WASHINGTON, DC-REITs experienced their fair share of turmoil last month thanks to the unusual macroeconomic and political events. The end result, according to NAREIT figures just posted on the association’s website: the FTSE NAREIT All REIT Total Returns Index fell 5.06% for the month. They still managed to slightly outperform the broader markets, as the S&P 500 was down 5.43% and the Russell 2000 Total Return Index down 8.7%. NAREIT did not return a call from GlobeSt.com in time for publication.
On a year to date basis, the FTSE NAREIT All REIT Total Returns Index is up close to 5%, while the S&P 500 has fallen approximately 2%. The recovery from the beginning of the month is all the more notable as REITs were harder hit than other asset classes when the equity markets plunged following Standard & Poor’s downgrade of US credit.
The S&P 500 dropped more than 6%, while REITs fell nine percentage points, according to the SNL US REIT Equity Index--the largest decline since December 2008 when the index fell 19.3% and 15.2%, the research analyst firm said.
In the article posted on Reit.com, Brad Case, NAREIT’s senior vice president for research and industry information, points to investors’ concerns about the political situations in the United States and Europe as one of the drivers behind REITs’ performance last month. "August was a difficult month for investors, with concerns about political leadership in Washington and Europe resurrecting fears of economic weakness," Case said. "The fact that REITs again outperformed the rest of the stock market reinforces both investors’ confidence in REIT earnings growth and the importance of REITs as a portfolio diversifier."
However there are growing signs that fundamentals in the commercial real estate market are beginning to struggle.

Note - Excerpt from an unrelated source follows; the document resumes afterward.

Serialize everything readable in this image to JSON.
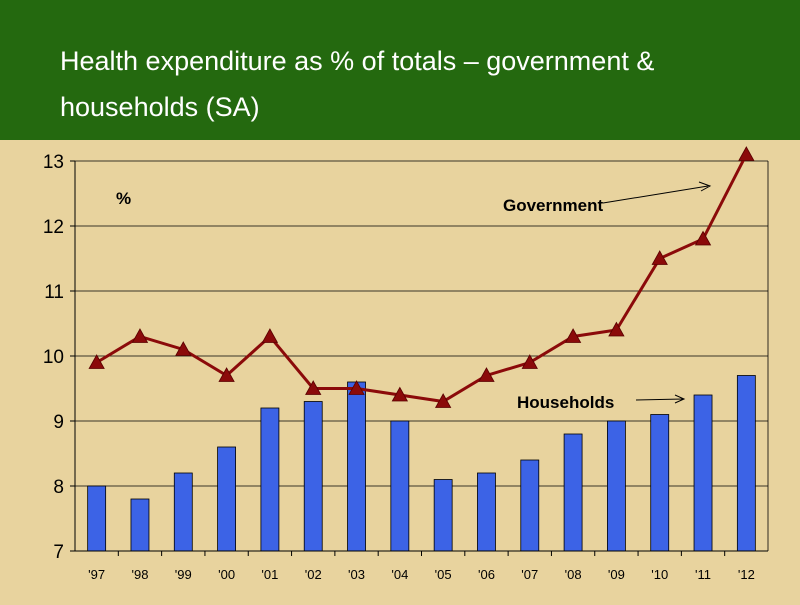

Last week, the National Association of Realtors reported that commercial real estate vacancy rates are flat and only likely to improve modestly in the coming year. "Disappointing economic growth in recent months means a slower recovery for most of the commercial real estate sectors, although multifamily housing continues to benefit from pent-up demand resulting from an abnormal slowdown in household formation in recent years," Lawrence Yun, NAR chief economist, said in a prepared statement.